Carioca de nascimento, mas há décadas radicado no Ceará, Sérgio Rêdes — ou Serginho Amizade, como era conhecido nos campos —, foi jogador de futebol na década de 1970, tendo sido meia de clubes como Ceará, Fortaleza e Botafogo-RJ. Também foi técnico, é educador físico, professor e escritor. É ainda comentarista esportivo da TVC, colunista do O POVO há mais de 20 anos e é ouvidor da Secretaria do Esporte e Juventude do Estado
O que Saulo Mineiro fez contra o Botafogo-SP apagou todas as jogadas que tenha desperdiçado durante a sua vida. Será lembrado durante toda a sua existência por essa partida
Foto: Felipe Santos / Ceará SC
Atacante Saulo Mineiro comemora gol no jogo Botafogo-SP x Ceará pelo Campeonato Brasileiro Série B 2024
Torcedores do Ceará cruzam comigo pelas ruas da cidade e, ansiosos, me perguntam a mesma coisa: "O Ceará sobe?". Não tenho resposta, mas paro e converso com eles, procurando uma saída. Outro dia, o Falcão me convidou para ir ao "Leruaite" e perguntou o meu time.

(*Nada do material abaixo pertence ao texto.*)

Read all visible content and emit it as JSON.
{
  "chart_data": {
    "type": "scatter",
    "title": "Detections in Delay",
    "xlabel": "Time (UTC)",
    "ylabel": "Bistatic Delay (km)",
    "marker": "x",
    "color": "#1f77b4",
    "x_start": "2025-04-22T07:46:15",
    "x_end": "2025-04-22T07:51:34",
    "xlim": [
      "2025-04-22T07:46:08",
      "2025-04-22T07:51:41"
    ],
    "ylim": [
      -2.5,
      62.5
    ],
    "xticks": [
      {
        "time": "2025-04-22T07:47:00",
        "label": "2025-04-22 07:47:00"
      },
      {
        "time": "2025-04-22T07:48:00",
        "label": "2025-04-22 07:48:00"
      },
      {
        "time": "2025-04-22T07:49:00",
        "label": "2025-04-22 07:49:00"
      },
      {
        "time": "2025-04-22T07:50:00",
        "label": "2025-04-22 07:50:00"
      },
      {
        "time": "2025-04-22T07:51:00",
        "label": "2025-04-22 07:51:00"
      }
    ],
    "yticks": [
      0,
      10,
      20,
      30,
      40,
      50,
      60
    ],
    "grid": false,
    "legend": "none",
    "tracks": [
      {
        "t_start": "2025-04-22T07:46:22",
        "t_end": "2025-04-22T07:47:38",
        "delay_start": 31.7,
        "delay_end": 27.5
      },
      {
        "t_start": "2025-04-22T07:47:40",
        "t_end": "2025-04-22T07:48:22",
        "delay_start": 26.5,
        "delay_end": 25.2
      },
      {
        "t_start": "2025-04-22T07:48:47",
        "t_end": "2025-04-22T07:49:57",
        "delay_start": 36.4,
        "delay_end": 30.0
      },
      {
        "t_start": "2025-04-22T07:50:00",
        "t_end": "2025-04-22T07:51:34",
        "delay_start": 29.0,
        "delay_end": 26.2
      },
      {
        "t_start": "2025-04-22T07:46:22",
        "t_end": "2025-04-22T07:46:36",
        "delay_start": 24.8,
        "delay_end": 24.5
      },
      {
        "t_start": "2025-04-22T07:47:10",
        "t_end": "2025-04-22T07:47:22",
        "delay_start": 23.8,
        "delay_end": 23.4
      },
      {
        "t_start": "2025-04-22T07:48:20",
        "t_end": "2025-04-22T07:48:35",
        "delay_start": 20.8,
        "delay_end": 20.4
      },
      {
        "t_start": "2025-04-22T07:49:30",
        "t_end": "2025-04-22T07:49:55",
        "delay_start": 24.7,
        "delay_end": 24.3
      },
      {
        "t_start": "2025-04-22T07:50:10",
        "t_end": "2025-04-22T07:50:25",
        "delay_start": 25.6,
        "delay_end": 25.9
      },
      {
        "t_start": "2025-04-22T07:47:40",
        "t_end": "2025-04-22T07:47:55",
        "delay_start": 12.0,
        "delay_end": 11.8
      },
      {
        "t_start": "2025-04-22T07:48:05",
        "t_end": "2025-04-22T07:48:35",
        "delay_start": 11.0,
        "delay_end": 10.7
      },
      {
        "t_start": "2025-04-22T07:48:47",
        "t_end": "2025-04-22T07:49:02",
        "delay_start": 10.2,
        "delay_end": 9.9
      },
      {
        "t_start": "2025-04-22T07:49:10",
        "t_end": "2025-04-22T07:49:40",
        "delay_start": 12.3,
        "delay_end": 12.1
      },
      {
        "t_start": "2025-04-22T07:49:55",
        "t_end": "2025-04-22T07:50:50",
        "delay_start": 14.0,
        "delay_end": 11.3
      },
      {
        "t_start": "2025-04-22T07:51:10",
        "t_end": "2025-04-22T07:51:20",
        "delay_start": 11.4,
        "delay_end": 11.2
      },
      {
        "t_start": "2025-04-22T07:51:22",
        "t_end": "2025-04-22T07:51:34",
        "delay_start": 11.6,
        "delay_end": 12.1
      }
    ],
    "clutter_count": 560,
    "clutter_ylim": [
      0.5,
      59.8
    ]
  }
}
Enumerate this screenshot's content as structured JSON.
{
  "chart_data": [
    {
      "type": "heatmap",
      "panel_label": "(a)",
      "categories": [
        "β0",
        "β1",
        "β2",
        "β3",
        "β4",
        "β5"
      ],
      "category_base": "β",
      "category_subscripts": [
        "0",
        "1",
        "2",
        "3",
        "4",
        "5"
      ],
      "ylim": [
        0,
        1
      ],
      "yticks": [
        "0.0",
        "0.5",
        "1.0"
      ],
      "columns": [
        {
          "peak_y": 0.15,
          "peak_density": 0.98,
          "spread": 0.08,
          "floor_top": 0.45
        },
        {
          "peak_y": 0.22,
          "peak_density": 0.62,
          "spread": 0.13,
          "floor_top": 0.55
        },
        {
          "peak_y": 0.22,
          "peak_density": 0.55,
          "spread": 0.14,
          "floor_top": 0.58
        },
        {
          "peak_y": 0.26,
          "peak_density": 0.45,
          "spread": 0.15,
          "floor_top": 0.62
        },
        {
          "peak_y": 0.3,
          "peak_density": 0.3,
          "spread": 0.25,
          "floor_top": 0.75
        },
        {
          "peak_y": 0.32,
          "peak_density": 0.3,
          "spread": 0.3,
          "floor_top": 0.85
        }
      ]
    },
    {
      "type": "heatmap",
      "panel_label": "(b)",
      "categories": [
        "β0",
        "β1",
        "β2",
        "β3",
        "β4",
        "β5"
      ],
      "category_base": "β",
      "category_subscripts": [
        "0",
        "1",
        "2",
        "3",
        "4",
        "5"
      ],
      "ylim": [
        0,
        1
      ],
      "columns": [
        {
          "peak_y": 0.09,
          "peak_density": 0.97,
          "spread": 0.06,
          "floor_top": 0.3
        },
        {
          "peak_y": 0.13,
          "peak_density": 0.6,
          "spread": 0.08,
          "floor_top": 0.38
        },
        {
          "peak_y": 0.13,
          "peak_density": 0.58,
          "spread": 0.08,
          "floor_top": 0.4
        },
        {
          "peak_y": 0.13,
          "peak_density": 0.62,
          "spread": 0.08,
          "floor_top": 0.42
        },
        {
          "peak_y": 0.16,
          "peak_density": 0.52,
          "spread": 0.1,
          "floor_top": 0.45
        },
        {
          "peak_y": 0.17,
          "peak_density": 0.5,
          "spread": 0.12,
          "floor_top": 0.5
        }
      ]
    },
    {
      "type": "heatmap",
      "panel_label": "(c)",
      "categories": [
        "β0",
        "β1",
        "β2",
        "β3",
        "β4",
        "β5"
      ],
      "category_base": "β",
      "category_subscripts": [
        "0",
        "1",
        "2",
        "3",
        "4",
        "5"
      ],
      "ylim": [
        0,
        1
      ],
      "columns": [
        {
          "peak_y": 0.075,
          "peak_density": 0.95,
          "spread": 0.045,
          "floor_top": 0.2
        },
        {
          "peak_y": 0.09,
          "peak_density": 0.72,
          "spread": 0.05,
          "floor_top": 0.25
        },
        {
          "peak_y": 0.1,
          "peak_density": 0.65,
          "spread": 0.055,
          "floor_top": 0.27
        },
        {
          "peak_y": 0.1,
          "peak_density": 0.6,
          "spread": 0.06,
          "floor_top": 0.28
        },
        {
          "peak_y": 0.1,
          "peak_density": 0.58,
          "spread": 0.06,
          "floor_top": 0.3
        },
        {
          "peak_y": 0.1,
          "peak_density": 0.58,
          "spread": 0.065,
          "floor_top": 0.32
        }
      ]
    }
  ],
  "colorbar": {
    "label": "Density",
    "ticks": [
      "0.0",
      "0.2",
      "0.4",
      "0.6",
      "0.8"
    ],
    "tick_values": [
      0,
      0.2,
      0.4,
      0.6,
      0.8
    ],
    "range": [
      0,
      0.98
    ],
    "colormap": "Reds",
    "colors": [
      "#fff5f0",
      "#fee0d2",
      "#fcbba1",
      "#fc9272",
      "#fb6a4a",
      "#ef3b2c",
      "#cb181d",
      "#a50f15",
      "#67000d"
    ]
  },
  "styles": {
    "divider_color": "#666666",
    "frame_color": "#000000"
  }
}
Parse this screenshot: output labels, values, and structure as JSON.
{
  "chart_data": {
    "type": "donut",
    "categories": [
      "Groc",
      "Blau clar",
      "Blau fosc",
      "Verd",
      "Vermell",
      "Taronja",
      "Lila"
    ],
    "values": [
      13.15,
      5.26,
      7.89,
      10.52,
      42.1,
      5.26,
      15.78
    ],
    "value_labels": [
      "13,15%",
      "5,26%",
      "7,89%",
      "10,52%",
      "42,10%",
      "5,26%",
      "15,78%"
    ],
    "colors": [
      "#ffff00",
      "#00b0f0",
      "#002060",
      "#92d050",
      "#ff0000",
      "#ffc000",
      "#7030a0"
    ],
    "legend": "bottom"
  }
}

Respondi que gostava do Vasco, Fortaleza e Ceará. O Válber Benevides (craque chargista) faz a caricatura de quem vai ao programa. Fez a minha com uma camisa branca, preta, vermelha e azul e desenhou nela os escudos dos três clubes. Botei moldura e pendurei na parede.
Entendo que o técnico Léo Conde conseguiu dar equilíbrio ao time. Durante todo o segundo turno do Campeonato Brasileiro, ou seja, na sua gestão, fortaleceu o lado esquerdo, onde Mateus Bahia e Erick Pulga já se entendiam, com a presença de Lucas Mugni.
O setor ofensivo do lado direito sempre teve suas limitações. Quando o Ceará avançava de posse da bola por aquele espaço do campo, as jogadas se tornavam improdutivas por não ter um ou mais especialistas que jogassem por esse lado do campo.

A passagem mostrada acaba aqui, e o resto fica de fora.